Citigroup spokeswoman Danielle Romero-Apsilos said “recruiting the best talent has always been a priority” for the bank, which also declined to give specific numbers on hiring.
Increased demand for talent has helped boost Wall Street bonuses, which climbed 17 percent to $20.3 billion in 2009.
And more people are getting bonuses, too. In a survey of 850 financial workers, eFinancialCareers.com found that 92 percent got bonuses for 2009, up from 79 percent the previous year. But the money wasn’t divided evenly. Nearly half saw their bonuses double. For the rest, bonuses stayed the same or were cut in half.
“Compensation is up across the board, but you’re seeing a bigger spread between those who are performing well and those who aren’t,” said Constance Melrose, head of eFinancialCareers.com North America.
The return of Wall Street hiring doesn’t mean landing a job is easy.
With hundreds of thousands of financial workers still out of work, competition is fierce.
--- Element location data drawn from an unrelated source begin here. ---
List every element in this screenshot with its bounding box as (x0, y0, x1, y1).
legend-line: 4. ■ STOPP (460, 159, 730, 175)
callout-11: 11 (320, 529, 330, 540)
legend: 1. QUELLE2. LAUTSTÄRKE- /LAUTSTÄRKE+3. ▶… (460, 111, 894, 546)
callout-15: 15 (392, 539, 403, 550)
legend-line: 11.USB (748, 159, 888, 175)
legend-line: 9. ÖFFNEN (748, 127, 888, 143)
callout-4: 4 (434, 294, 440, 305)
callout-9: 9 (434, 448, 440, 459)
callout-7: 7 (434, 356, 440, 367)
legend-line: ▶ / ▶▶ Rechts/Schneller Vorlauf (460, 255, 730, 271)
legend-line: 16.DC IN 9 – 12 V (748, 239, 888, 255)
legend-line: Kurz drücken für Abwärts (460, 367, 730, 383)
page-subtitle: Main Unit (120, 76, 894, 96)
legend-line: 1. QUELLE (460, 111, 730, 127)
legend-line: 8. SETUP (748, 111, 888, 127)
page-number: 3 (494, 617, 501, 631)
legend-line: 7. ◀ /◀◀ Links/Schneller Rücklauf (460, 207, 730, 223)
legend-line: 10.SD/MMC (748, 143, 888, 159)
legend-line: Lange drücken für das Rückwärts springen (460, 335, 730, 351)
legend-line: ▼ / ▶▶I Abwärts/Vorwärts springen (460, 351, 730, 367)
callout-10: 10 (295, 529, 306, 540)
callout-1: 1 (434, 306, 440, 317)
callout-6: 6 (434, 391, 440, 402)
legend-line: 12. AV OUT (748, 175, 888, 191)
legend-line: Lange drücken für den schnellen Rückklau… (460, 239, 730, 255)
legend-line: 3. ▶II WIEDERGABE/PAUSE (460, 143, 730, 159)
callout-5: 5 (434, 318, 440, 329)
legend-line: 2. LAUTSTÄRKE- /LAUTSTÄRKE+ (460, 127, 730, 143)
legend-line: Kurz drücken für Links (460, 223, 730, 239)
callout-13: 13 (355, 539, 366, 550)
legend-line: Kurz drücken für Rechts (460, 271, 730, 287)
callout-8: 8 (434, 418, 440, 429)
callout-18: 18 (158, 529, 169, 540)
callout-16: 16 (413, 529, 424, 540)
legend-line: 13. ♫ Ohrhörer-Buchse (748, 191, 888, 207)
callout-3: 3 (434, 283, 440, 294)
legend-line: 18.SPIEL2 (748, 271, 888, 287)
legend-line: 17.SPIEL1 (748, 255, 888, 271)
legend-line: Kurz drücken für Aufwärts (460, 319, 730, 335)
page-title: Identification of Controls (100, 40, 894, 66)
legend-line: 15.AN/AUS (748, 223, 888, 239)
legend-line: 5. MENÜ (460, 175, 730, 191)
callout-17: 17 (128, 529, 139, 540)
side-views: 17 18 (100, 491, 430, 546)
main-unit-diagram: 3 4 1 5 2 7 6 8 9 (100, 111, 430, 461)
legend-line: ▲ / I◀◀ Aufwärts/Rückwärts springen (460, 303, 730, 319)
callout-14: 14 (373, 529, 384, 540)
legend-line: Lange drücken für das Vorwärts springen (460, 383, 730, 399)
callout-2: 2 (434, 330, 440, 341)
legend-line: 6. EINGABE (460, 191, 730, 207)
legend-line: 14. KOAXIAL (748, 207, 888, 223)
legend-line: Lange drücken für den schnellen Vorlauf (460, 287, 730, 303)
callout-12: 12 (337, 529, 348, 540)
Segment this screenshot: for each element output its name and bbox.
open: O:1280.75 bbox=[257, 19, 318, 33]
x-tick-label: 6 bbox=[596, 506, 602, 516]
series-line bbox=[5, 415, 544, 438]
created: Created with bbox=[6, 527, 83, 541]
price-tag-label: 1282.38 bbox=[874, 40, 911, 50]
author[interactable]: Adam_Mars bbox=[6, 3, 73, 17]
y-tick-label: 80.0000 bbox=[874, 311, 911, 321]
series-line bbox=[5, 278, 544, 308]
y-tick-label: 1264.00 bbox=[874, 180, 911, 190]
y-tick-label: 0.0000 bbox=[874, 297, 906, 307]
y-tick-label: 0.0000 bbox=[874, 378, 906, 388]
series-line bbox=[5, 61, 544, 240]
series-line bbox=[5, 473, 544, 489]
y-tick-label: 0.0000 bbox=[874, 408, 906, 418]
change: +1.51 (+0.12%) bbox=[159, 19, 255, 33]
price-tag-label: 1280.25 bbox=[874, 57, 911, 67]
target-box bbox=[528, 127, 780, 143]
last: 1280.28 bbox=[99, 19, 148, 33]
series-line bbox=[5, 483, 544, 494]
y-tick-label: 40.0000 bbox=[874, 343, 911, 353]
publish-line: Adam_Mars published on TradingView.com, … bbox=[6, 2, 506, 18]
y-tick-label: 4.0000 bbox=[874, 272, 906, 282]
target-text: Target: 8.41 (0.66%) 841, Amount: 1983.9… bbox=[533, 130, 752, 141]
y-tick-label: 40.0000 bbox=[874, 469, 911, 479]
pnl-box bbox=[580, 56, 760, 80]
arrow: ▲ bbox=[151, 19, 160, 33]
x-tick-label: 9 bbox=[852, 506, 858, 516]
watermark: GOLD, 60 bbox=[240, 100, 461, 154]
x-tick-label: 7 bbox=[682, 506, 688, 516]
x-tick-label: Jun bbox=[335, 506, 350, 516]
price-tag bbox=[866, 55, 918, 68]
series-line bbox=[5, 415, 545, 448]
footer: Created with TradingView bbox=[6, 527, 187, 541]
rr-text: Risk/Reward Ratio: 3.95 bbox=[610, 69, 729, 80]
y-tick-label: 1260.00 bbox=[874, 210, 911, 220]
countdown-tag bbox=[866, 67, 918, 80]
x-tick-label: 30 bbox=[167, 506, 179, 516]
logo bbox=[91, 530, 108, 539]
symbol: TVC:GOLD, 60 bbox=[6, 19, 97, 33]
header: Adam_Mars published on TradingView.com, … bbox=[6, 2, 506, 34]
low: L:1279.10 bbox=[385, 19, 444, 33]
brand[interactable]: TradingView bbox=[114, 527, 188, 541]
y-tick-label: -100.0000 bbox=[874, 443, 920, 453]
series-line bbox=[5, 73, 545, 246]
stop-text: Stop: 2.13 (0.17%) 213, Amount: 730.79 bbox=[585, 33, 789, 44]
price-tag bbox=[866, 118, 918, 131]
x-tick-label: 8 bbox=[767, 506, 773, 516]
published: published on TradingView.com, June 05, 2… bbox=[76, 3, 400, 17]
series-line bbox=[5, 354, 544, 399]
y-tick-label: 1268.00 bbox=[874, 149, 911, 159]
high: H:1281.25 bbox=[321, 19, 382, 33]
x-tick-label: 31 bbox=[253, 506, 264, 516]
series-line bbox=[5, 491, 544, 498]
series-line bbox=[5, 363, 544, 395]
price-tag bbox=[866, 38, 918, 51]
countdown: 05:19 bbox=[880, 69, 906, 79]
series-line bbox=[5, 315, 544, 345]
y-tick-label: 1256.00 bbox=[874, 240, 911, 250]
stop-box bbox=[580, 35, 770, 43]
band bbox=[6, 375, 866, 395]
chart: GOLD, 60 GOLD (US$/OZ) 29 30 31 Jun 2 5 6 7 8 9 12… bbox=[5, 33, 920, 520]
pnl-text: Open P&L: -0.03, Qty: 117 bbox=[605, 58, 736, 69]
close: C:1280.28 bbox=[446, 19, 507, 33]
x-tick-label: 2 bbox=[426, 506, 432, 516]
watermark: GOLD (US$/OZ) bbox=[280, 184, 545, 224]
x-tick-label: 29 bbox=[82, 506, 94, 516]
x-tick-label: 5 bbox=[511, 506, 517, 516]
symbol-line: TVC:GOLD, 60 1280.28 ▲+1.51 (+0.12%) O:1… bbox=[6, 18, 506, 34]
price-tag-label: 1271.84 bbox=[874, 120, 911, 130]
And firms are being choosy, seeking out experts in lucrative areas like trading of distressed debt, derivatives and bonds, said Jeff Vistithpanich, principal at Johnson & Associates, a financial services compensation consulting firm.
“The people getting jobs now are the ones with specialized skill sets,” Vistithpanich said. “The philosophy (at banks) is, ‘Let’s replace three people with one highly skilled person.'”
Another in-demand Wall Street job: risk managers. They’re in charge of monitoring banks’ daily activities to ensure companies don’t wager too much of their own capital — a routine task many large firms were accused of neglecting in the prelude to the credit crisis.
“Risk management has certainly gotten much more important,” said Lipstein of Boyden Global Executive Search. “We’re seeing those positions being created in the upper echelon of Wall Street firms. They want to avoid what happened before.”